Per rispondere a questo intrigante quesito, durante la corta stringa temporale che ha caratterizzato l’ultimo recente vissuto pandemico mondiale, si è cercato di monitorare l’intenso flusso di interazione e dialogo digitale, attivatosi sui principali media, di cui rimane sicura traccia digitale, sui social media (Facebook, Instagram, Twitter, Telegram, Youtube etc.) sul focus tematico psicolinguistico delle Key Words Mediterraneo e Atlantico, da parte della comunità scientifica, universitaria e dei centri studi, degli esperti economici e geo-politici,  della comunità creativa, di quella della comunicazione e dell’informazione, e degli operatori del commercio internazionale. MEDITA Hub, la piattaforma e laboratorio di ricerca scientifica che presiedo con l’ausilio del Decisions Lab dell’Università Mediterranea di Reggio Calabria (di cui mi onora la membership accademica), analiticamente e con l’ausilio di strumenti di intelligenza artificiale, ha dedicato al tema un articolato monitoraggio diacronico, nell’intenzione di studiare gli scenari del sentiment collettivo che sono andati costituendosi, lungo i principali vettori dell’espressione psicolinguistica, semantica d’una opinione pubblica elettiva, verticalmente coinvolta.       

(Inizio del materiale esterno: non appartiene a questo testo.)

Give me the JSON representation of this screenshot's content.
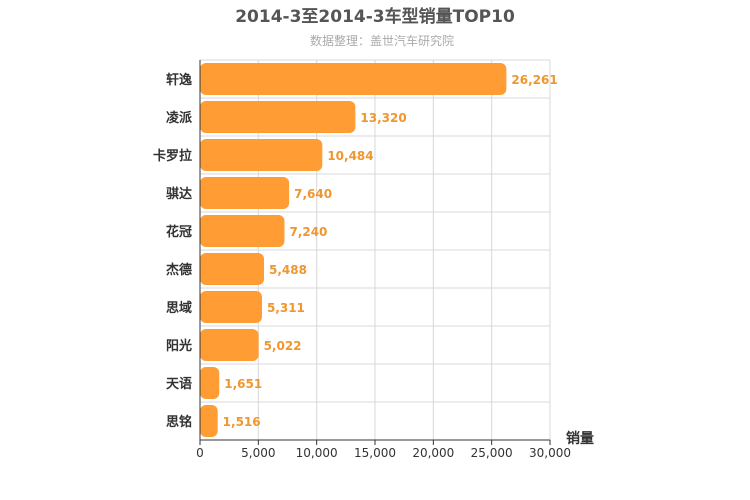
{
  "colors": {
    "bar": "#ff9c33",
    "data_label": "#f0962f"
  },
  "chart_data": {
    "type": "bar",
    "orientation": "horizontal",
    "title": "2014-3至2014-3车型销量TOP10",
    "subtitle": "数据整理：盖世汽车研究院",
    "xlabel": "销量",
    "ylabel": "",
    "categories": [
      "轩逸",
      "凌派",
      "卡罗拉",
      "骐达",
      "花冠",
      "杰德",
      "思域",
      "阳光",
      "天语",
      "思铭"
    ],
    "values": [
      26261,
      13320,
      10484,
      7640,
      7240,
      5488,
      5311,
      5022,
      1651,
      1516
    ],
    "value_labels": [
      "26,261",
      "13,320",
      "10,484",
      "7,640",
      "7,240",
      "5,488",
      "5,311",
      "5,022",
      "1,651",
      "1,516"
    ],
    "xlim": [
      0,
      30000
    ],
    "ticks": [
      0,
      5000,
      10000,
      15000,
      20000,
      25000,
      30000
    ],
    "tick_labels": [
      "0",
      "5,000",
      "10,000",
      "15,000",
      "20,000",
      "25,000",
      "30,000"
    ],
    "grid": true,
    "legend": "none"
  }
}
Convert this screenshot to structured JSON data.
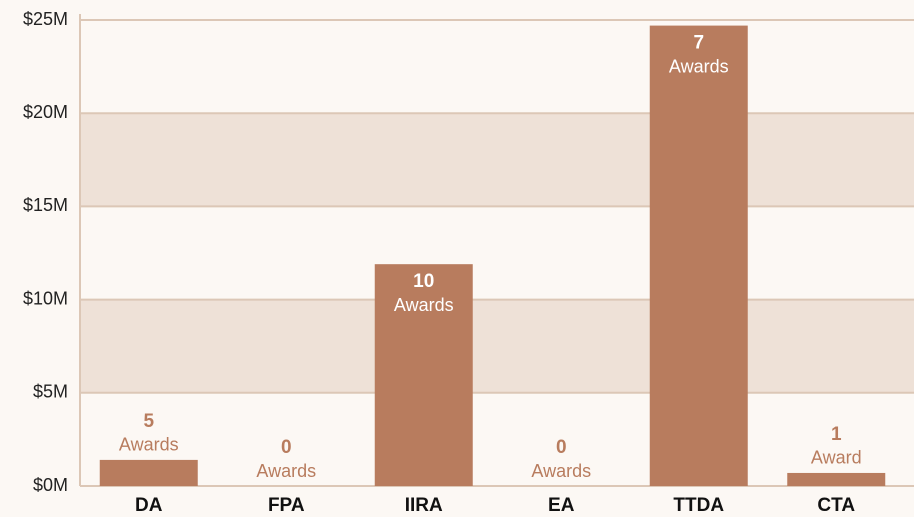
{
  "chart_data": {
    "type": "bar",
    "categories": [
      "DA",
      "FPA",
      "IIRA",
      "EA",
      "TTDA",
      "CTA"
    ],
    "values": [
      1.4,
      0,
      11.9,
      0,
      24.7,
      0.7
    ],
    "award_counts": [
      5,
      0,
      10,
      0,
      7,
      1
    ],
    "award_words": [
      "Awards",
      "Awards",
      "Awards",
      "Awards",
      "Awards",
      "Award"
    ],
    "color": "#b87c5e",
    "ylim": [
      0,
      25
    ],
    "yticks": [
      {
        "value": 0,
        "label": "$0M"
      },
      {
        "value": 5,
        "label": "$5M"
      },
      {
        "value": 10,
        "label": "$10M"
      },
      {
        "value": 15,
        "label": "$15M"
      },
      {
        "value": 20,
        "label": "$20M"
      },
      {
        "value": 25,
        "label": "$25M"
      }
    ],
    "grid": true
  }
}
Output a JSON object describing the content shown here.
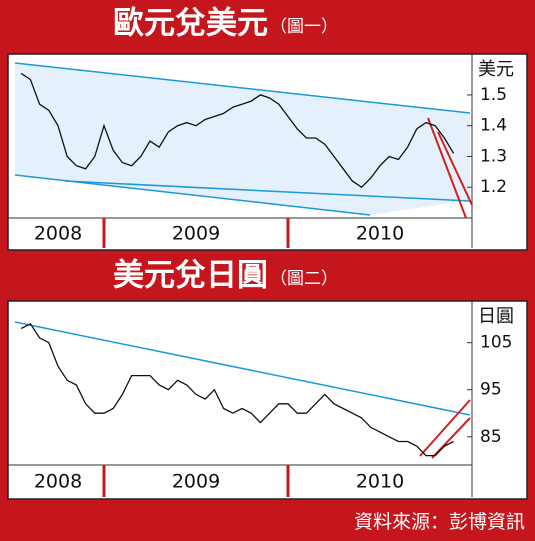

Si è andata così delinenando una metodologia di ascolto del dialogo digitale sotto il profilo del loro proprio “bagaglio psicolinguistico”. Questo ha consentito di fissare lungo l’asse temporale una definitiva “Concept Cloud”. Come si potrà facilmente osservare, nell’analisi riportata di seguito, lessico e concetti psicolinguistici, tematici, costruzione retorica del linguaggio riguardano il neologismo, che si è andato naturalmente creando di medatlantico . La “words and concepts cloud” osservata su di un bacino reticolare dell’infosfera digitale che riguarda ben quattro piattaforme continentali, racconta molto, se non tutto, del loro innovativo ed emergente approccio dialogico e della cifra complessiva della rispettiva comunicazione e informazione geo-politica. Il Key Concept Toolkit (Cruscotto Concettuale Strategico), le diverse modalità espressive del lessico psicolinguistico, ovvero il tono e l’intensità del proprio prodursi in dichiarazioni, studi, interviste, convegni, dibattiti, post e twitter, conferenze stampa, consente poi di confrontarle, paragonarle, fare “matching” con la mappa tematica concettuale del sentiment reale. Un cruscotto analitico che consente di osservare, da diverse angolature concettuali, come lavora questo nuovo paradigma geo-politico, cogliendone appieno segnali forti, segnali emergenti e segnali deboli che chiameremo epifenomeni. Ovvero l’epicentro energetico di scenari a breve-medio termine, capaci di grande potenziale trasformativo. Mai come in questo caso per capire gli eventi occorre aver avuto i piedi per terra e la “testa tra le nuvole”.